I COSTI GESTIONALI - Sotto il profilo aziendale, pochi gruppi imprenditoriali privati quadruplicherebbero le proprie strutture gestionali a fronte di un fatturato complessivo inferiore ai 300 milioni di euro (quattro consigli di amministrazioni, altrettanti direttori generali e così pure dirigenti funzionali) e ovviamente preferirebbero agire in una logica di accentramento.
LE SFIDE - La sfida imprenditoriale del terzo millennio, in Italia si concretizza inoltre anche nell'internazionalizzazione dell'azienda, così come sul finire del secolo scorso si puntava invece sul passaggio dalla dimensione locale a quella nazionale.

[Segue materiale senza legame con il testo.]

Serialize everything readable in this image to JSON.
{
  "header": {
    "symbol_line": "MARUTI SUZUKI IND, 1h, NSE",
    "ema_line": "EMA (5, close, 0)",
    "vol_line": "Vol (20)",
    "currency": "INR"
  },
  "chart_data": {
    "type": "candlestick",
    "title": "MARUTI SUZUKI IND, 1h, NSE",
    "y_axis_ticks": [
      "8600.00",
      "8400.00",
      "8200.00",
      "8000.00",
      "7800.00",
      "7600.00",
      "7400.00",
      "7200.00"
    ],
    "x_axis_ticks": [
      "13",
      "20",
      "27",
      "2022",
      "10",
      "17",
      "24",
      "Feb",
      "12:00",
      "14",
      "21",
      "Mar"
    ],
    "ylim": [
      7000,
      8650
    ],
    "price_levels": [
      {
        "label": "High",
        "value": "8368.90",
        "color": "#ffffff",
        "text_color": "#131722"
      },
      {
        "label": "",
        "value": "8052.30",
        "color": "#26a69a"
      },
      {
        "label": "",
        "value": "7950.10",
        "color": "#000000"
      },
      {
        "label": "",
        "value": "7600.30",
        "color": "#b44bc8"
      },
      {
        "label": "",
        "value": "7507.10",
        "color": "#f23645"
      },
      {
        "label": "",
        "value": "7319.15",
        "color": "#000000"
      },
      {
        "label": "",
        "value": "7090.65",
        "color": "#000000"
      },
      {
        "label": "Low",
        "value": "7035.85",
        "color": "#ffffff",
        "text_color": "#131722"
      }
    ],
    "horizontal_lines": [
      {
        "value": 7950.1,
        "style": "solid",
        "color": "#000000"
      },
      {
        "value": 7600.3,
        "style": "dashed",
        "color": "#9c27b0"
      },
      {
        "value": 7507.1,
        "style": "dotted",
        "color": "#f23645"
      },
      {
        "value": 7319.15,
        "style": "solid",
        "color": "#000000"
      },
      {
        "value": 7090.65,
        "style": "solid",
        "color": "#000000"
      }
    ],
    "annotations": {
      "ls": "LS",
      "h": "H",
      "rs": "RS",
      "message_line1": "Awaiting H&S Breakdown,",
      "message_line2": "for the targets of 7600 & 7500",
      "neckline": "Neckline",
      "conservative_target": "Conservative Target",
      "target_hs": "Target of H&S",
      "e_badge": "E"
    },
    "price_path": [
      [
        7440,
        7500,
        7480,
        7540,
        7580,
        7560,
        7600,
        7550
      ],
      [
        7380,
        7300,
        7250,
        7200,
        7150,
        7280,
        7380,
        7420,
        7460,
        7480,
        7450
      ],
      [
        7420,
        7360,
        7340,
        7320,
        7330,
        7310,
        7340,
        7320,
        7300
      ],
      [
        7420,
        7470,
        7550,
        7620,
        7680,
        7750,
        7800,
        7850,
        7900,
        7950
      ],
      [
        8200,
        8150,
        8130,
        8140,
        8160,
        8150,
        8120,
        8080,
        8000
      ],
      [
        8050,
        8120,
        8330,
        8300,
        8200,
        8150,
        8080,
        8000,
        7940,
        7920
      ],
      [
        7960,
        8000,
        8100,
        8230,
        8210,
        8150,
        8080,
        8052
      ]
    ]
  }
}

I casinò italiani sotto questo profilo, anche a causa degli attuali vincoli normativi, sono in ritardo, come pure lo sono nella diversificazione, per esempio per quanto riguarda il segmento dell’online, che pure riserva, a chi ha saputo e voluto investirci, risultati significativi. Ovviamente l’obiettivo resta, oltre che quelli di garantire gioco lecito e controllato, di creare sviluppo e di produrre un flusso positivo per l’ente proprietario, un ‘nodo’ che talvolta è stato difficile sciogliere per una pluralità di motivi, tra cui figura, ma non da solo, anche l’eccessiva richiesta da parte delle amministrazioni pubbliche, con conseguente ‘effetto bancomat’ più volte stigmatizzato. Ma se queste sono considerazioni, i ‘numeri’ sono invece che nel periodo pre-crisi il settore esprimeva una redditività lorda di oltre 200 milioni di euro, che oggi è scesa a 30/35 milioni di euro. Una cifra ormai non significativa e spesso non sufficiente alle quattro amministrazioni proprietarie.
LA PROPOSTA BARETTA - Cercando di leggere nella proposta Baretta, molti sono gli spunti che possono incidere positivamente sulla situazione attuale. Se il settore necessità di un processo di razionalizzazione, tale intervento sarà evidentemente più efficace non in un singolo casinò, ma in una nuova società di gestione con oltre duemila dipendenti.
Processo che, in questo caso, sarebbe meno influenzabile dalle politiche locali, per definizione più conservatrici.
Lo Stato potrebbe intervenire direttamente a supporto degli enti proprietari, traendo risorse dalla maggiore redditività complessiva derivante dall'efficientamento della struttura aziendale.
Questo assetto potrebbe agevolare in modo risolutivo l'apertura di nuove sedi (filiali, come indicato dal sottosegretario), non più viste come competitor, ma come effettivo valore aggiunto al miglioramento dell'impresa.